Sentado en la estación de autobuses, viajando entre recuerdos

Sábado a mediodía. Verano caliente, como todo el año en estas tierras. Sentado, impaciente, aguardo a que llegue la hora de tomar mi autobús. La señorita despachadora me explica que hay un retraso de veinte minutos. La media hora prolongada de antelación promete una insoportable espera. El vaivén intermitente de pasajeros que salen de los andenes, y más frecuente de los que llegan, me distrae por unos minutos. No tengo mucho tiempo, ni ganas, para sacar de la mochila el libro que leo. Me despatarro y volteó los ojos al techo. De arriba abajo, luego de mi frente a la parte trasera, donde aparcan los “tonilitas” que conocía al dedillo en los varios años que recorrí la ruta de mi pueblo a la universidad. Vuelvo a la realidad cuando un aguijonazo en el estómago me recuerda que la hora del desayuno quedó lejos ya, y el café con pan tostado y mermelada de higo se esfumaron.

Retorno al techo para distraerme. Nada de los locales comerciales me apetece y debo aguantar un par de horas o más para comer algo decente. La pintura, la pátina de descuido, los olores, el maltrato en las sillas, los colores luminosos que prometen que el viaje será una experiencia inolvidable. Todo, todo me resulta familiar. Y en los minutos que estuve también vi pasar, con muchos años y kilos más, a personajes de aquellos años juveniles. Es la misma estación, me repito, la misma que conocí hace varios lustros, la que me recibía cuando volvía jubiloso para pasar el fin de semana mientras estudiaba en la UNAM.

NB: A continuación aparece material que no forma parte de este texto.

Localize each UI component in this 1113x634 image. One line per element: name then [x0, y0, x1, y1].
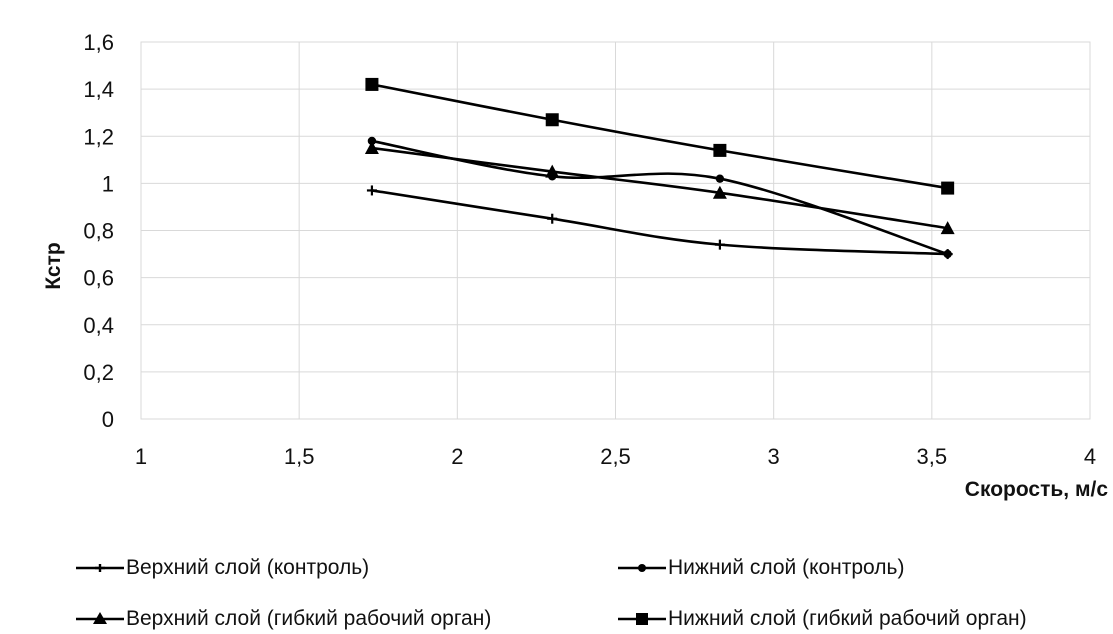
data-point-square: [941, 181, 955, 195]
y-tick-label: 0,8: [83, 219, 114, 244]
y-tick-label: 1: [102, 171, 114, 196]
data-point-square: [545, 113, 559, 127]
y-tick-label: 0: [102, 407, 114, 432]
x-axis-title: Скорость, м/с: [965, 478, 1109, 501]
series-triangle: [364, 141, 955, 235]
series-dot: [367, 136, 952, 259]
series-square: [365, 77, 955, 195]
series-line: [371, 146, 948, 230]
data-point-square: [713, 143, 727, 157]
y-tick-label: 0,2: [83, 360, 114, 385]
data-point-square: [365, 77, 379, 91]
data-point-triangle: [712, 185, 727, 199]
data-point-triangle: [940, 221, 955, 235]
x-tick-label: 2: [451, 444, 463, 469]
data-point-plus: [547, 213, 558, 224]
data-point-plus: [366, 185, 377, 196]
data-point-dot: [715, 174, 725, 183]
data-point-plus: [714, 239, 725, 250]
y-axis-title: Кстр: [42, 242, 65, 289]
x-tick-label: 4: [1084, 444, 1096, 469]
y-tick-label: 1,6: [83, 30, 114, 55]
x-tick-label: 3: [768, 444, 780, 469]
data-point-triangle: [545, 164, 560, 178]
y-tick-label: 1,2: [83, 124, 114, 149]
y-tick-label: 0,6: [83, 266, 114, 291]
x-tick-label: 1: [135, 444, 147, 469]
x-tick-label: 3,5: [917, 444, 948, 469]
series-layer: [364, 77, 955, 260]
tick-labels: 0 0,2 0,4 0,6 0,8 1 1,2 1,4 1,6 1 1,5 2 2,5 3 3,5 4: [83, 30, 1096, 469]
series-line: [371, 83, 948, 190]
x-tick-label: 2,5: [600, 444, 631, 469]
data-point-triangle: [364, 141, 379, 155]
series-plus: [366, 185, 953, 260]
x-tick-label: 1,5: [284, 444, 315, 469]
data-point-dot: [943, 249, 952, 259]
y-tick-label: 1,4: [83, 77, 114, 102]
data-point-dot: [367, 136, 377, 146]
y-tick-label: 0,4: [83, 313, 114, 338]
series-line: [371, 189, 948, 256]
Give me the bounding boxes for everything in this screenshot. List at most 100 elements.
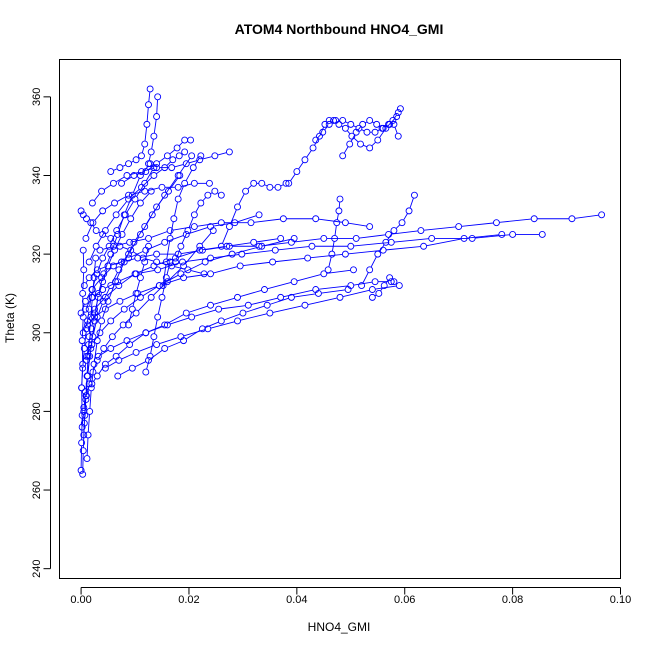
- data-point: [132, 348, 140, 356]
- series-segment: [148, 92, 151, 102]
- data-point: [150, 172, 158, 179]
- data-point: [143, 120, 151, 128]
- data-point: [94, 289, 102, 297]
- data-point: [119, 321, 127, 329]
- series-segment: [575, 214, 599, 219]
- data-point: [319, 128, 327, 136]
- data-point: [118, 179, 125, 187]
- series-segment: [136, 185, 144, 197]
- series-segment: [157, 300, 162, 315]
- data-point: [285, 179, 293, 187]
- data-point: [159, 282, 167, 290]
- data-point: [173, 144, 181, 152]
- data-point: [107, 234, 115, 242]
- data-point: [371, 278, 379, 286]
- data-point: [498, 231, 506, 238]
- data-point: [104, 262, 112, 270]
- series-segment: [181, 233, 187, 244]
- series-segment: [131, 160, 134, 163]
- series-segment: [86, 438, 89, 456]
- data-point: [78, 411, 86, 419]
- x-tick-label: 0.04: [286, 594, 307, 606]
- data-point: [88, 199, 96, 207]
- series-segment: [166, 241, 171, 259]
- data-point: [79, 364, 87, 372]
- data-point: [78, 439, 86, 447]
- data-point: [190, 211, 198, 219]
- series-segment: [189, 305, 208, 313]
- data-point: [211, 152, 219, 160]
- series-segment: [186, 273, 208, 278]
- data-point: [78, 423, 86, 431]
- data-point: [568, 215, 576, 223]
- series-segment: [307, 297, 337, 305]
- data-point: [77, 309, 85, 317]
- series-segment: [245, 305, 265, 313]
- data-point: [80, 404, 88, 411]
- series-segment: [133, 178, 140, 193]
- data-point: [386, 120, 394, 128]
- series-segment: [251, 297, 278, 305]
- series-segment: [310, 254, 343, 259]
- data-point: [162, 258, 170, 266]
- series-segment: [116, 264, 124, 279]
- series-segment: [372, 121, 375, 124]
- data-point: [85, 274, 93, 282]
- series-segment: [132, 296, 136, 307]
- data-point: [266, 183, 274, 191]
- data-point: [85, 258, 93, 266]
- data-point: [109, 179, 117, 187]
- data-point: [114, 372, 122, 380]
- data-point: [141, 258, 149, 266]
- y-tick-label: 340: [31, 166, 43, 184]
- data-point: [78, 337, 86, 345]
- series-segment: [137, 299, 150, 312]
- data-point: [321, 120, 329, 128]
- data-point: [347, 242, 355, 250]
- series-segment: [499, 218, 532, 223]
- series-segment: [202, 156, 212, 160]
- series-segment: [267, 282, 292, 290]
- data-point: [99, 231, 107, 238]
- series-segment: [106, 217, 115, 229]
- series-segment: [348, 222, 367, 227]
- data-point: [94, 293, 102, 301]
- series-segment: [129, 333, 144, 340]
- series-segment: [362, 272, 369, 283]
- series-segment: [122, 246, 128, 250]
- series-segment: [353, 125, 357, 128]
- series-segment: [166, 177, 177, 193]
- data-point: [98, 317, 106, 325]
- data-point: [123, 337, 131, 345]
- data-point: [141, 179, 149, 187]
- data-point: [118, 231, 126, 238]
- series-segment: [297, 274, 321, 282]
- data-point: [169, 156, 177, 164]
- series-segment: [178, 186, 184, 197]
- series-segment: [142, 193, 150, 201]
- data-point: [84, 321, 92, 329]
- series-segment: [201, 232, 212, 245]
- data-point: [190, 223, 198, 231]
- data-point: [83, 372, 91, 380]
- data-point: [107, 250, 115, 258]
- data-point: [138, 168, 145, 176]
- data-point: [107, 345, 115, 352]
- series-segment: [380, 287, 383, 292]
- series-segment: [217, 152, 227, 156]
- data-point: [168, 164, 176, 172]
- series-segment: [82, 273, 85, 291]
- series-segment: [334, 225, 337, 236]
- data-point: [115, 356, 123, 364]
- series-segment: [167, 235, 184, 242]
- data-point: [211, 187, 219, 195]
- series-segment: [107, 302, 118, 309]
- series-segment: [122, 294, 135, 301]
- data-point: [261, 286, 268, 293]
- series-segment: [87, 414, 90, 432]
- series-segment: [348, 250, 381, 255]
- data-point: [123, 172, 131, 179]
- data-point: [341, 124, 349, 132]
- data-point: [84, 352, 92, 360]
- y-tick-label: 260: [31, 481, 43, 499]
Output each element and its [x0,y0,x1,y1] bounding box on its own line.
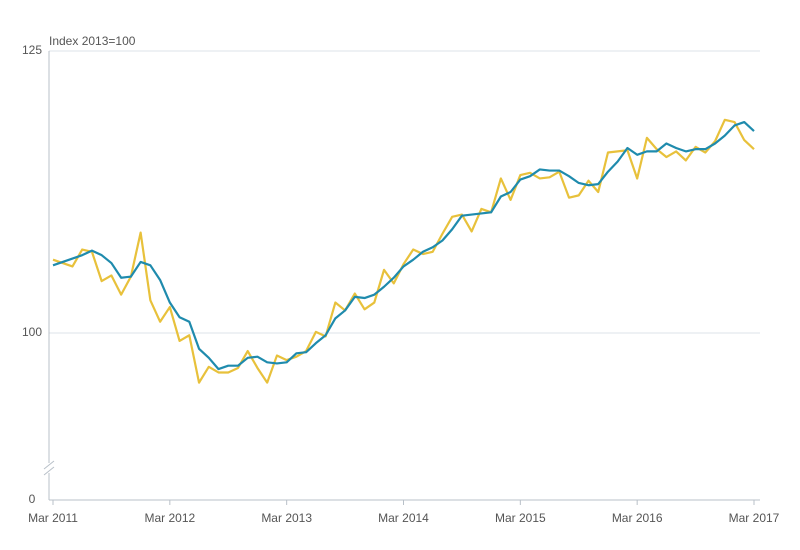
x-tick-label: Mar 2016 [612,511,663,525]
data-line [52,118,755,384]
y-tick-label: 100 [22,325,42,339]
x-tick-label: Mar 2014 [378,511,429,525]
axis-break [43,466,55,476]
y-axis-label: Index 2013=100 [49,34,136,48]
x-tick-label: Mar 2013 [261,511,312,525]
x-tick-label: Mar 2015 [495,511,546,525]
y-tick-label: 0 [29,492,36,506]
axis-break [43,460,55,470]
x-tick-label: Mar 2017 [729,511,780,525]
x-tick-label: Mar 2011 [28,511,78,525]
x-tick-label: Mar 2012 [144,511,195,525]
y-tick-label: 125 [22,43,42,57]
data-line [52,120,755,371]
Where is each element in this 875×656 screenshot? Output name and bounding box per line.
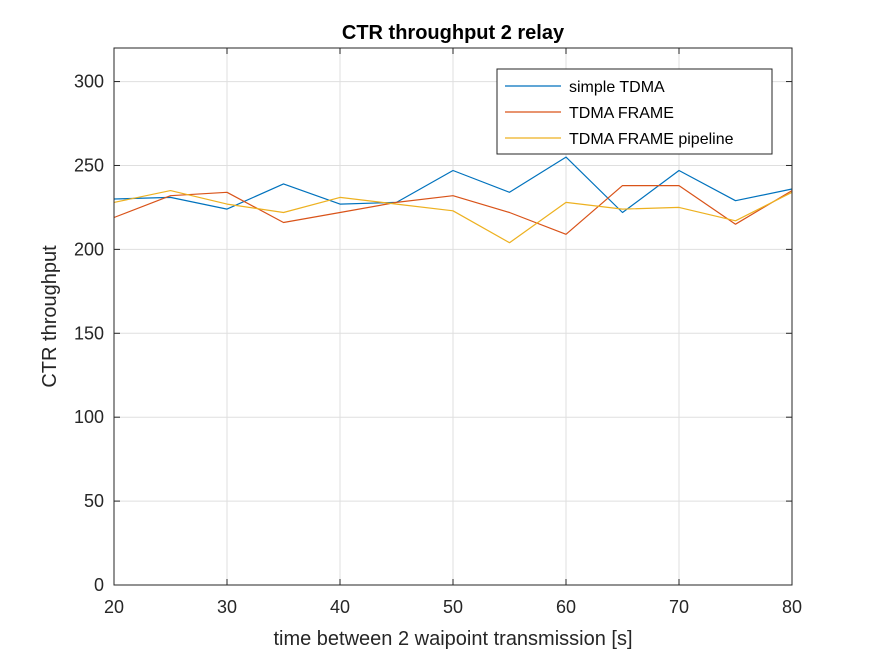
series-line-1 — [113, 156, 793, 214]
y-axis-label: CTR throughput — [39, 245, 61, 388]
tick-labels: 20 30 40 50 60 70 80 0 50 100 150 200 250 300 — [74, 48, 802, 617]
chart-title: CTR throughput 2 relay — [342, 22, 565, 44]
x-tick-label: 20 — [104, 597, 124, 617]
x-tick-label: 50 — [443, 597, 463, 617]
y-tick-label: 0 — [94, 575, 104, 595]
legend-entry-1: simple TDMA — [569, 79, 665, 96]
series-line-3 — [113, 190, 793, 244]
x-tick-label: 30 — [217, 597, 237, 617]
y-tick-label: 300 — [74, 72, 104, 92]
y-tick-label: 100 — [74, 407, 104, 427]
x-tick-label: 70 — [669, 597, 689, 617]
x-tick-label: 60 — [556, 597, 576, 617]
legend-entry-2: TDMA FRAME — [569, 105, 674, 122]
x-tick-label: 80 — [782, 597, 802, 617]
legend-entry-3: TDMA FRAME pipeline — [569, 131, 734, 148]
series-lines — [113, 156, 793, 244]
y-tick-label: 150 — [74, 323, 104, 343]
y-tick-label: 50 — [84, 491, 104, 511]
y-tick-label: 200 — [74, 239, 104, 259]
x-axis-label: time between 2 waipoint transmission [s] — [273, 628, 632, 650]
y-tick-label: 250 — [74, 155, 104, 175]
x-tick-label: 40 — [330, 597, 350, 617]
series-line-2 — [113, 185, 793, 235]
legend: simple TDMA TDMA FRAME TDMA FRAME pipeline — [496, 68, 773, 155]
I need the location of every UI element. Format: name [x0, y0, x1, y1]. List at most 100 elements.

¿Hace cuantos años, me pregunto, que estos espacios no reciben una remozadita? ¿No mereceríamos, los locales y los visitantes, una imagen más agradable, más fresca, más nueva?  Si la terminal de autobuses es una de las puertas de entrada a Colima, ¿no habría que convertirla en un sitio bello, artístico, que ofrezca la más grata bienvenida a los visitantes consuetudinarios o de ocasión?

Tiro las interrogantes. Vuelvo a mi mochila y al boleto. Los minutos se agotaron. La ropa se pega al cuerpo e incomoda, pero la estancia ya me resultó menos desagradable, al remover recuerdos, recordar momentos, personas y, entre todas, la imagen de mi madre, cuando me esperaba feliz en el principio de los años noventa, cada vez que volvía de la hoy Ciudad México, aunque apenas llegar a casa y abrazarla, ya estaba saliendo de nuevo.